Bouddha n'a jamais interdit de telles choses. Si j'avais rencontré ce donateur, je n'aurais pas manqué de lui demander comment font les moines dans un avion, ou à l'étranger.
Dans les monastères birmans, les toilettes extérieures se divisent toujours en au moins deux WC ; un réservé aux moines, et un pour les autres.
Ainsi, ils peuvent être extrêmement pointilleux pour des détails dépourvus de sens, et négliger totalement des points pourtant essentiels.
Alors pour aller aux toilettes la nuit, il faut sortir et aller au fond du monastère, et se débrouiller avec une lampe de poche, car il n'y a d'éclairage ni dans les toilettes, ni sur le chemin qui y mène. Faute de moyens, pensez-vous ? Pourtant, il y a une salle déserte, avec une statue de Bouddha au-dessus de laquelle brillent environ 200 ampoules de toutes les couleurs, et pas des ampoules économiques !
Plusieurs panneaux indiquent “Silence SVP”. Cela n'empêche pas, vers 21 heures, des haut-parleurs de déverser des récitations.
Quoi qu'il en soit, il importe de toujours voir le bon côté des choses.
- J'ai sympathisé avec la belle et grande araignée des toilettes du fond. J'ai même vu naître ses petits !
- Si je fais du bruit, on ne peut rien me dire.
- Bon, j'avoue que pour les ampoules colorées qui gaspillent l'électricité, je ne trouve pas d'avantage.
Dernier jour
Lors de la collecte de nourriture, je parcours chaque jour un tiers du village et change chaque fois de coin, afin de satisfaire tout le monde. Pour l'ultime fois, on m'incite à parcourir le village dans son intégralité. Ce qui compte pour les villageois, ce n'est pas que j'obtienne suffisamment de nourriture, parce que j'en ai déjà trop. Je ne parviens même plus à fermer le bol, même le couvercle déborde !
L'important pour eux, c'est de pouvoir me donner quelque chose. Le gamin et moi avons tant de sacs remplis de biscuits et fruits que nous devons en confier ci et là. On me vide même le bol dans un grand pot, afin que je puisse bien recevoir le riz de toutes les maisons.
Pour ces gens, l'offrande de nourriture est bien plus qu'un simple acte de générosité, c'est une pratique presque sacrée. Et ici, ils sont bien tristes, car d'habitude, aucun moine ne passe.
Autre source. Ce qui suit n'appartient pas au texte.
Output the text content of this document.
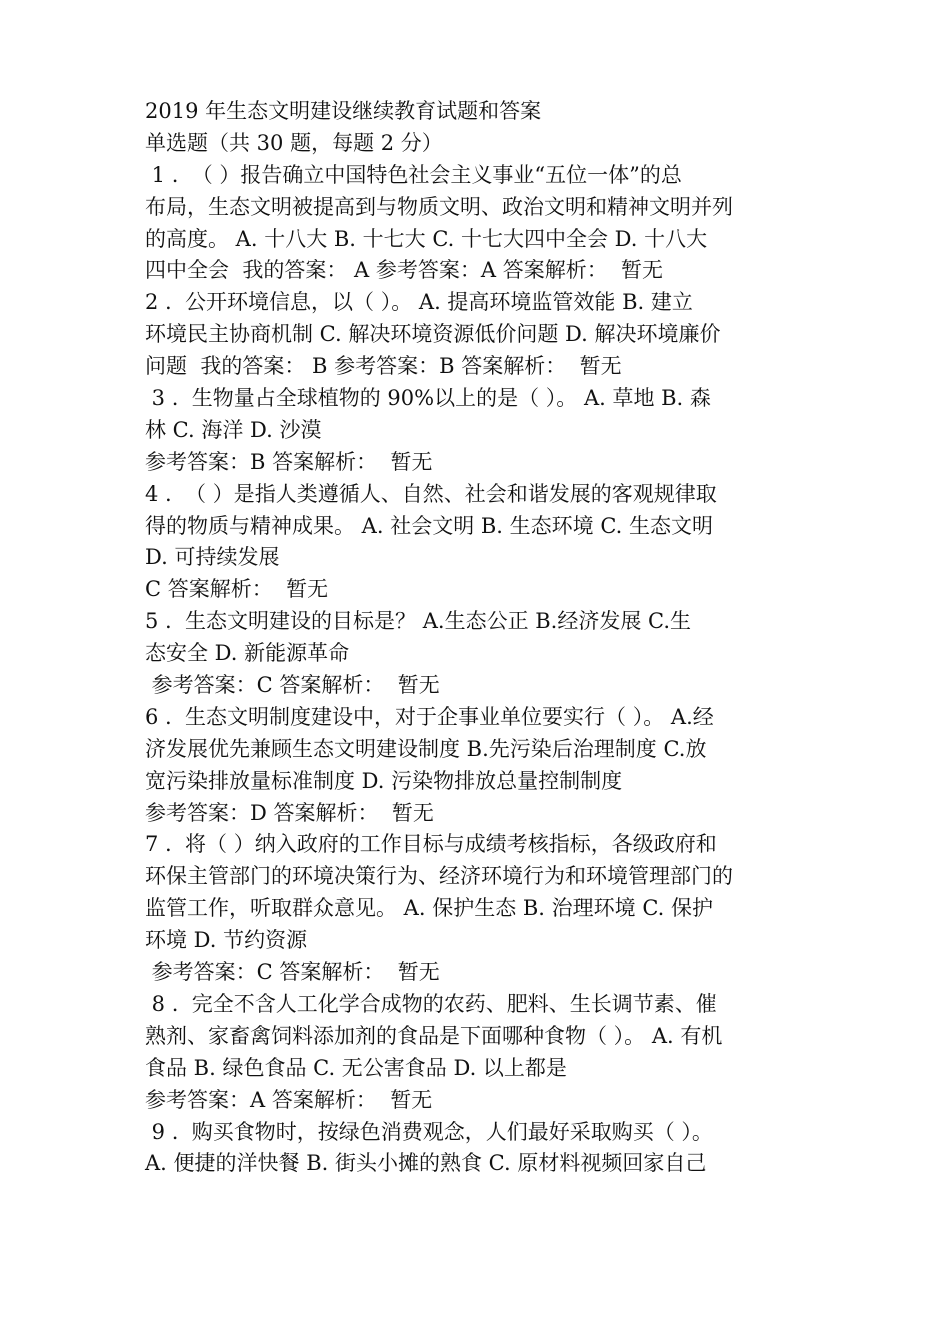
2019 年生态文明建设继续教育试题和答案
单选题（共 30 题，每题 2 分）
1 .  （ ）报告确立中国特色社会主义事业“五位一体”的总
布局，生态文明被提高到与物质文明、政治文明和精神文明并列
的高度。 A. 十八大 B. 十七大 C. 十七大四中全会 D. 十八大
四中全会  我的答案： A 参考答案：A 答案解析：  暂无
2 .  公开环境信息，以（ ）。 A. 提高环境监管效能 B. 建立
环境民主协商机制 C. 解决环境资源低价问题 D. 解决环境廉价
问题  我的答案： B 参考答案：B 答案解析：  暂无
3 .  生物量占全球植物的 90%以上的是（ ）。 A. 草地 B. 森
林 C. 海洋 D. 沙漠
参考答案：B 答案解析：  暂无
4 .  （ ）是指人类遵循人、自然、社会和谐发展的客观规律取
得的物质与精神成果。 A. 社会文明 B. 生态环境 C. 生态文明
D. 可持续发展
C 答案解析：  暂无
5 .  生态文明建设的目标是？ A.生态公正 B.经济发展 C.生
态安全 D. 新能源革命
参考答案：C 答案解析：  暂无
6 .  生态文明制度建设中，对于企事业单位要实行（ ）。 A.经
济发展优先兼顾生态文明建设制度 B.先污染后治理制度 C.放
宽污染排放量标准制度 D. 污染物排放总量控制制度
参考答案：D 答案解析：  暂无
7 .  将（ ）纳入政府的工作目标与成绩考核指标，各级政府和
环保主管部门的环境决策行为、经济环境行为和环境管理部门的
监管工作，听取群众意见。 A. 保护生态 B. 治理环境 C. 保护
环境 D. 节约资源
参考答案：C 答案解析：  暂无
8 .  完全不含人工化学合成物的农药、肥料、生长调节素、催
熟剂、家畜禽饲料添加剂的食品是下面哪种食物（ ）。 A. 有机
食品 B. 绿色食品 C. 无公害食品 D. 以上都是
参考答案：A 答案解析：  暂无
9 .  购买食物时，按绿色消费观念，人们最好采取购买（ ）。
A. 便捷的洋快餐 B. 街头小摊的熟食 C. 原材料视频回家自己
La dernière semaine de la saison des pluies, que je passe à Sagaing, le soleil ne s'absente que pour la nuit. Je me trouve dans le monastère au long couloir. Comme je le déclarerais – sur le ton de la plaisanterie – à des amis moines :
- Je perds mon temps dans ce monastère, parce que tout est parfait, ici.
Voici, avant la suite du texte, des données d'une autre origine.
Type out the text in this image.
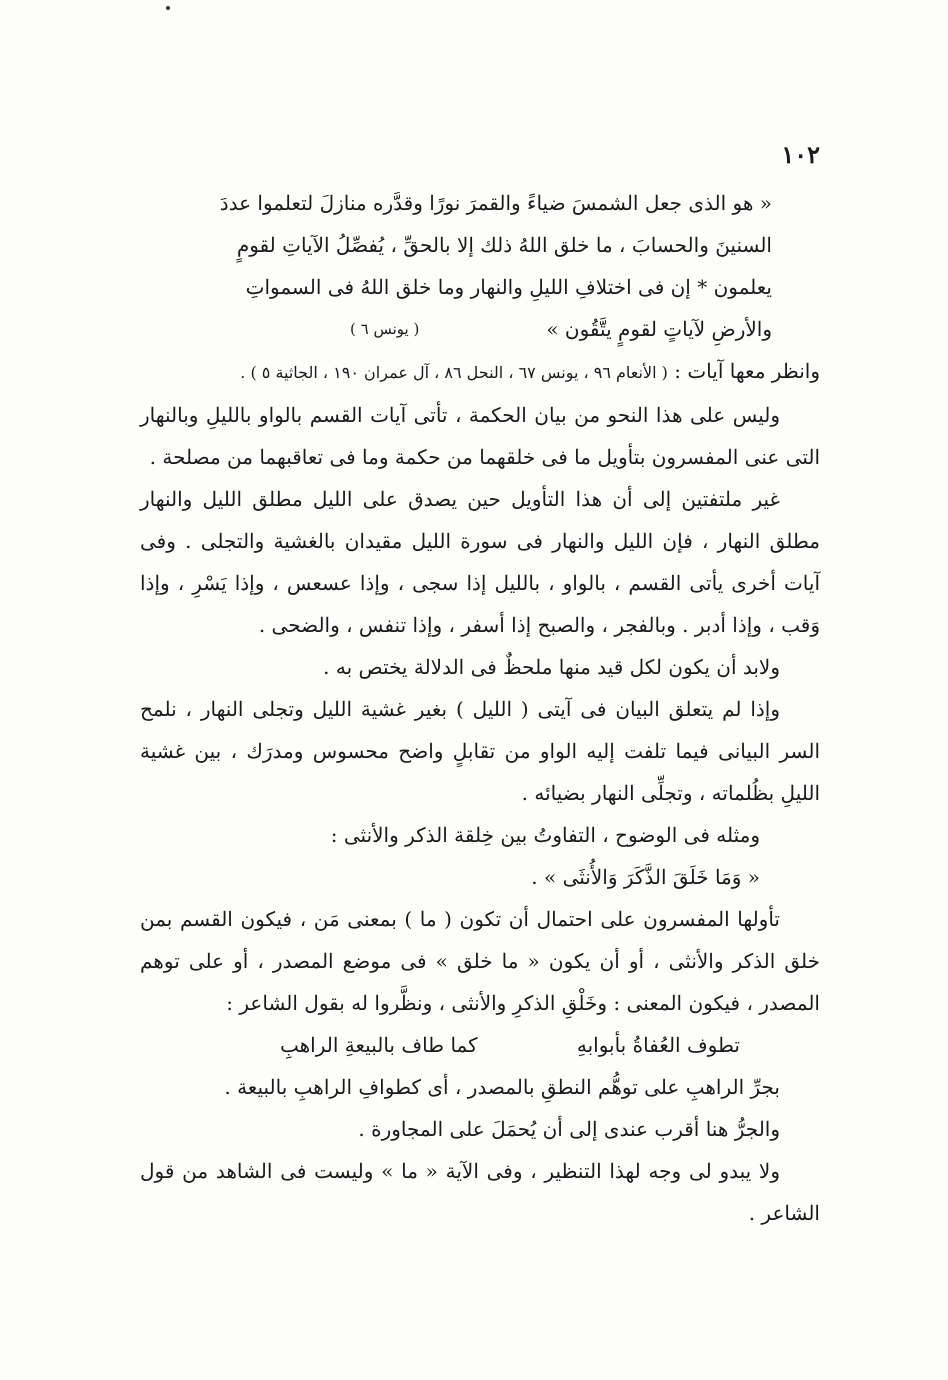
١٠٢
« هو الذى جعل الشمسَ ضياءً والقمرَ نورًا وقدَّره منازلَ لتعلموا عددَ
السنينَ والحسابَ ، ما خلق اللهُ ذلك إلا بالحقِّ ، يُفصِّلُ الآياتِ لقومٍ
يعلمون * إن فى اختلافِ الليلِ والنهار وما خلق اللهُ فى السمواتِ
والأرضِ لآياتٍ لقومٍ يتَّقُون »
( يونس ٦ )

وانظر معها آيات : ( الأنعام ٩٦ ، يونس ٦٧ ، النحل ٨٦ ، آل عمران ١٩٠ ، الجاثية ٥ ) .

وليس على هذا النحو من بيان الحكمة ، تأتى آيات القسم بالواو بالليلِ وبالنهار التى عنى المفسرون بتأويل ما فى خلقهما من حكمة وما فى تعاقبهما من مصلحة .

غير ملتفتين إلى أن هذا التأويل حين يصدق على الليل مطلق الليل والنهار مطلق النهار ، فإن الليل والنهار فى سورة الليل مقيدان بالغشية والتجلى . وفى آيات أخرى يأتى القسم ، بالواو ، بالليل إذا سجى ، وإذا عسعس ، وإذا يَسْرِ ، وإذا وَقب ، وإذا أدبر . وبالفجر ، والصبح إذا أسفر ، وإذا تنفس ، والضحى .

ولابد أن يكون لكل قيد منها ملحظٌ فى الدلالة يختص به .

وإذا لم يتعلق البيان فى آيتى ( الليل ) بغير غشية الليل وتجلى النهار ، نلمح السر البيانى فيما تلفت إليه الواو من تقابلٍ واضح محسوس ومدرَك ، بين غشية الليلِ بظُلماته ، وتجلِّى النهار بضيائه .

ومثله فى الوضوح ، التفاوتُ بين خِلقة الذكر والأنثى :

« وَمَا خَلَقَ الذَّكَرَ وَالأُنثَى » .

تأولها المفسرون على احتمال أن تكون ( ما ) بمعنى مَن ، فيكون القسم بمن خلق الذكر والأنثى ، أو أن يكون « ما خلق » فى موضع المصدر ، أو على توهم المصدر ، فيكون المعنى : وخَلْقِ الذكرِ والأنثى ، ونظَّروا له بقول الشاعر :

تطوف العُفاةُ بأبوابهِ
كما طاف بالبيعةِ الراهبِ

بجرِّ الراهبِ على توهُّم النطقِ بالمصدر ، أى كطوافِ الراهبِ بالبيعة .

والجرُّ هنا أقرب عندى إلى أن يُحمَلَ على المجاورة .

ولا يبدو لى وجه لهذا التنظير ، وفى الآية « ما » وليست فى الشاهد من قول الشاعر .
Ce qui sous-entend que seules les difficultés sont en mesure de nous faire progresser.
Une fille pure
Avant de mettre les voiles vers mon port d'attache dans le Sud, je fais un saut à Mandalé pour saluer quelques-uns de mes anciens élèves. Entre autres, je revois deux de mes actrices principales, Chanel et Jenny.
Je rends aussi visite à Katy, qui vit entassée avec sœur, cousins et tantes dans une ruine à peine plus grande mais moins propre qu'une cage à poules. Sereine, le regard bienveillant, toujours un sourire aux lèvres, elle respire la pureté. En dépit de ses 15 ans, elle médite de temps en temps.
Quand je lui parle de l'importance de la vertu et des préceptes de base, elle écoute avec attention et semble bien d'accord. Lorsque je lui indique qu'elle a acquis le plus important, car elle a l'esprit propre, elle baisse la tête, puis me confesse, honteuse :
- Je ne suis pas pure sur les 5 préceptes.
- Pourquoi tu crois ça ?
- Des fois, mais rarement, je dis un petit mensonge. Par exemple, si ma mère me donne de l'argent de poche, mais que je sais qu'elle a des difficultés financières, je lui dis que c'est pas la peine, qu'il me reste encore des sous, même si ce n'est pas vrai.
À bon esprit,
point de couleur !
Cette escapade a duré près de 4 mois, sur une île, dans une “caserne”, dans les champs, et dans d'autres lieux encore. Je constate que le plus pur des êtres que j'y ai rencontré n'est pas un moine. C'est l'adolescente d'un presque bidon-ville de la grande et sale ville de Mandalé.